It's more likely than you think.
While accompanying my sister to a job interview yesterday, we decided to stop by the mall, as we'd arrived in the area early. As we walked into the entrance nearest the empty shell formerly known as Robinson's May, a glorious sight leapt out at me from my peripheral vision, a particular type of business establishment unseen in this shopping plaza for a decade or more, certainly before it became a Westfield.
"Um.... wow," I understatedly exclaimed to myself. Seeing the machines as I approached had left me in a momentary state of shock. Now, arcades aren't all that rare in the area, all things considered--there's a Boomer's even closer to my house than the mall, the bowling alley still has a few machines, and Nickel City and Dave & Buster's are a half hour down the freeway or so--but seeing one here, in this place, among the other shops (although at a currently dead end of the building) filled me with excitement. As we were drawn inside the establishment, my bristling expectations turned to "no fucking way!" ecstasy, as right inside the entrance, beckoning to be played, was a pinball machine. And not just any pinball machine, at that:
CUE BALL WIZARD
To understand why I was so excited, you need to know something about my previous experience with this machine. In 2000, when my family got our first real computer (I don't count the DOS machine handed down by our uncle in 1993) one of the first games we got for it, and one of the few worth a damn that would run on that old eMachines box, was Microsoft's Pinball Arcade
. It was kind of novel for a PC pinball game, being a collection of recreations of actual pinball machines rather than some made-up garbage for a generic budget title. One of the games in this collection, and the most modern represented, was Cue Ball Wizard
I never played this particular Gottlieb cabinet in real life--I'd venture to say the number of actual pinball machines I'd played in my entire life at that point was around 5--but I played quite a bit of it on the PC. To have the physical box greeting me on this random sojourn was incredible. I pulled the single one dollar bill I had in my pocket, and found the change machine.

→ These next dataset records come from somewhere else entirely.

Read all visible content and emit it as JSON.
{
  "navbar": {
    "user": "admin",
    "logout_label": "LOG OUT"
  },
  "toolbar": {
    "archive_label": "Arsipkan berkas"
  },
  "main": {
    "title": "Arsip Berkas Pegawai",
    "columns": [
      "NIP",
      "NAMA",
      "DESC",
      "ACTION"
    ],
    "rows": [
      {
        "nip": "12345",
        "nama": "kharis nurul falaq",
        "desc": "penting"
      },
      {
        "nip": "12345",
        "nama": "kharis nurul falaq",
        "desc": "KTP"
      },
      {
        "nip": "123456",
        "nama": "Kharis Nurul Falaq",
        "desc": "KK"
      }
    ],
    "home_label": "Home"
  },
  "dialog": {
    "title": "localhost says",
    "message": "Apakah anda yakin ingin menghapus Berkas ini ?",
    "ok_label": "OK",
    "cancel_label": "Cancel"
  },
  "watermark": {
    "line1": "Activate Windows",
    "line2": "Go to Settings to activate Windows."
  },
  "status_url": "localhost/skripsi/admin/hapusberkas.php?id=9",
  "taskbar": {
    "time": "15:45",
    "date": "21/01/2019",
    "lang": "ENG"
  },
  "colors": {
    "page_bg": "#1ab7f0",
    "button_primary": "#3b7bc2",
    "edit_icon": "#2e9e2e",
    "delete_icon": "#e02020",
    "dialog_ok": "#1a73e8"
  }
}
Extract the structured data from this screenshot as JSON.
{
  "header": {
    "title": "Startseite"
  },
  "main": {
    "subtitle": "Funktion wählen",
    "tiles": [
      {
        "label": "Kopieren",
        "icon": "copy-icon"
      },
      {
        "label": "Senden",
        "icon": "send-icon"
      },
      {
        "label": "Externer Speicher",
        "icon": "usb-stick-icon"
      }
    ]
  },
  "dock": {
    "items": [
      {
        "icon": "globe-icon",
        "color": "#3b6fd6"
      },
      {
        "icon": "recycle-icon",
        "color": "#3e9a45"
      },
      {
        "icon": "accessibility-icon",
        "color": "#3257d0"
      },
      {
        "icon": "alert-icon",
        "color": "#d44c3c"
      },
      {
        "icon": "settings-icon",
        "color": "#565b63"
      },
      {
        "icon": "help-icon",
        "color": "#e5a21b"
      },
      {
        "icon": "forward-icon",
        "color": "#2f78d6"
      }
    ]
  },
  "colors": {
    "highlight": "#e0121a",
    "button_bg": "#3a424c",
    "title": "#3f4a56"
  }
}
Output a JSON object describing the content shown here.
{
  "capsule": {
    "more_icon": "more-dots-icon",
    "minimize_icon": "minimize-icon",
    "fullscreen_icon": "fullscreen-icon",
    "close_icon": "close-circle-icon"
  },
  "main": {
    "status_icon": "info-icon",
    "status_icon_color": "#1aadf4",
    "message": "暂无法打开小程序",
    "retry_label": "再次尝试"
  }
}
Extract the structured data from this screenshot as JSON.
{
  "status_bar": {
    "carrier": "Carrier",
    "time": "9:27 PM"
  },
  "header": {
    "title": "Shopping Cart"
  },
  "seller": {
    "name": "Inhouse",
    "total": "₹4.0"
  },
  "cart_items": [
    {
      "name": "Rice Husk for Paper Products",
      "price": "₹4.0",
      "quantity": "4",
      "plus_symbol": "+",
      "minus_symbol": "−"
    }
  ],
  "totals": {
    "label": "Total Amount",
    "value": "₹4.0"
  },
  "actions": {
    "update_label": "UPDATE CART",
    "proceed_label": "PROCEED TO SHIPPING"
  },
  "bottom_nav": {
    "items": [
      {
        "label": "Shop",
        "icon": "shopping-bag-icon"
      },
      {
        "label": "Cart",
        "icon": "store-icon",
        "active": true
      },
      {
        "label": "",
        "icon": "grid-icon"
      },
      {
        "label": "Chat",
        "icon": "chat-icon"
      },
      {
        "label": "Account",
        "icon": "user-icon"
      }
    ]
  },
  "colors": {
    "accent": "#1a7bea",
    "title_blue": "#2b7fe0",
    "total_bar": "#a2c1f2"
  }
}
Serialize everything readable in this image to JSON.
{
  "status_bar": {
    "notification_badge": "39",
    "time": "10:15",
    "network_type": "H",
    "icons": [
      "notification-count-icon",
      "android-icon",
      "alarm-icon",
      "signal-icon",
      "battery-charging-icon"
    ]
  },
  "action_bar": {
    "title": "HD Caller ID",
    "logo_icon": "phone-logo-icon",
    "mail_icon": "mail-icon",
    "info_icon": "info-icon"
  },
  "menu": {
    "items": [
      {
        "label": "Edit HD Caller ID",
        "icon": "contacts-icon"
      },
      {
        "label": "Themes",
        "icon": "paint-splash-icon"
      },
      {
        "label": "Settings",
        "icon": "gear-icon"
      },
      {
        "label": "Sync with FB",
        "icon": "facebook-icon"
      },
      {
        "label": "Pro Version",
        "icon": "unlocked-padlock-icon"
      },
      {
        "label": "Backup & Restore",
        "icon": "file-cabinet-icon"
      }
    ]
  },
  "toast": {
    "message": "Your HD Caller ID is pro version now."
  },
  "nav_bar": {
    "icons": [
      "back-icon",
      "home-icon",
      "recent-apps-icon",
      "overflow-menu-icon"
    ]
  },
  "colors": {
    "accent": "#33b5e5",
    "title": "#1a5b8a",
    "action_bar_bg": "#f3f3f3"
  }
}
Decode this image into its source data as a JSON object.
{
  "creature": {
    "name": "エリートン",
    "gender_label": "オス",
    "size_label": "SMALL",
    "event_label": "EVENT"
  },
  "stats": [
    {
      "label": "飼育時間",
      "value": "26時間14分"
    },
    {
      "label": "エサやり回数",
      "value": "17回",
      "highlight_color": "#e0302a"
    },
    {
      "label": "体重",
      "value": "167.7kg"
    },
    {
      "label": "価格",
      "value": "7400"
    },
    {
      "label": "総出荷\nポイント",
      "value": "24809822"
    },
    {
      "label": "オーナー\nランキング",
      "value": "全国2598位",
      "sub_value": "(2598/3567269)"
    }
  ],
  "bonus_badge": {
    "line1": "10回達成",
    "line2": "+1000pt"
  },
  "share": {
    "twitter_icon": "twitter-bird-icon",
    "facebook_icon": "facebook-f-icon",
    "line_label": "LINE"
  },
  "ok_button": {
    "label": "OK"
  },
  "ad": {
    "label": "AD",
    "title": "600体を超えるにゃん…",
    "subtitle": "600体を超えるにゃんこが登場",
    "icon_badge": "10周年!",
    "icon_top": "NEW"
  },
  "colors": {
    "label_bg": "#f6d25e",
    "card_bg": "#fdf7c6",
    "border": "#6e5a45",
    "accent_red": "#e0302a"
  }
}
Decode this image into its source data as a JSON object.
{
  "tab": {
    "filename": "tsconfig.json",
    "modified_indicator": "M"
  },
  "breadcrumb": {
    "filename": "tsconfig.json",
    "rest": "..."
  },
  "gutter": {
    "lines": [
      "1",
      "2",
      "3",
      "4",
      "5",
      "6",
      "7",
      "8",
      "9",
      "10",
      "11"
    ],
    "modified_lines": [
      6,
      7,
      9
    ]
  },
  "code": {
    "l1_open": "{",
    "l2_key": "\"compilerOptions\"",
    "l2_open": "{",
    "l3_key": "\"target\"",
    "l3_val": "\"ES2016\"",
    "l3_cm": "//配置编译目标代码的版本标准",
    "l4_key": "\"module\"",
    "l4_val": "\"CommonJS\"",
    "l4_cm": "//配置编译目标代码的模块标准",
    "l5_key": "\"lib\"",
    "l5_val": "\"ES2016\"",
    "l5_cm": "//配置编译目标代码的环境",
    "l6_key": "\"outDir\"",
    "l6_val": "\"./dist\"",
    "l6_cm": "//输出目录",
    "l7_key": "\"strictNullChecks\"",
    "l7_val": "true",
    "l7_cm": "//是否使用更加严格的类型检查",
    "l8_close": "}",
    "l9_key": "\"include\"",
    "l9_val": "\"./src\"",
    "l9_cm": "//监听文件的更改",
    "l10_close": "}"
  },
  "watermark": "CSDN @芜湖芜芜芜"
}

Someone playing Cue Ball Wizard
Aside from some dirt and a few of the lights not working, the machine played damn fine, especially considering its age. 50 cents for 3 balls, more than a fair price given inflation since the last pinball renaissance of the early 90s, the era to which this machine belonged. I somewhat surprised myself by hitting the 49 million points required to earn a free game on my first play, reached after my last ball had tumbled between the flippers and the bonus points collected for that round were added to the total.
In a typical display of the fickle favor of the pinball gods, my free game lasted all of a minute or so, 1-2-3 right through the gap. So it goes.*
Two more pinball machines graced the premises, Sega's Frankenstein
from the same era and the more recent Sopranos
game. Three pinball machines in one place, two of them relative oldies. I have a good feeling about this place. With the last-chance score matching failing to earn me another free game, I said goodbye to cowboys playing pool and cased the rest of the joint.
That good feeling? It wasn't misplaced. A brief rundown of what I can remember:
-TWO Samba De Amigo 2000
-TWO Keyboard Mania
-Gunbalina (Point Blank)
-Gun Survivor 2: Biohazard Code: Veronica
-Operation Wolf 3
-Star Wars Episode I: Racer Arcade
-What appeared to be a Japanese Silent Scope
-A bunch of stuff I can't remember right now
As I moved around, tears of joy welling up in the corners of my eyes, a thought occurred: The only thing this place is missing is a fighting game. Five seconds later, Ryu's silhouette appears next to the Capcom logo just off to my right. A generic sit-down cabinet tucked away in the corner. The attract mode begins as I stand still, now looking straight at the screen.... I catch a glimpse of Cyber Akuma, and I smile. The title screen appears: Marvel Super Heroes vs. Street Fighter
. The Japanese version- I didn't even think about this last point until we were leaving the mall, but this means (probably) Norimaro is in the game!
By now I'm convinced this place has everything but the kitchen sink. Oh wait, no, it's occupying a space that recently belonged to a failed eatery, so there's still one of those tucked behind a corner, too.
Having looked around, and out of changeable dollars, we departed, vowing to return to this magical place some day. I feel there is only one way I can end this tale:
It's the best week ever. *Poo-tee-weet?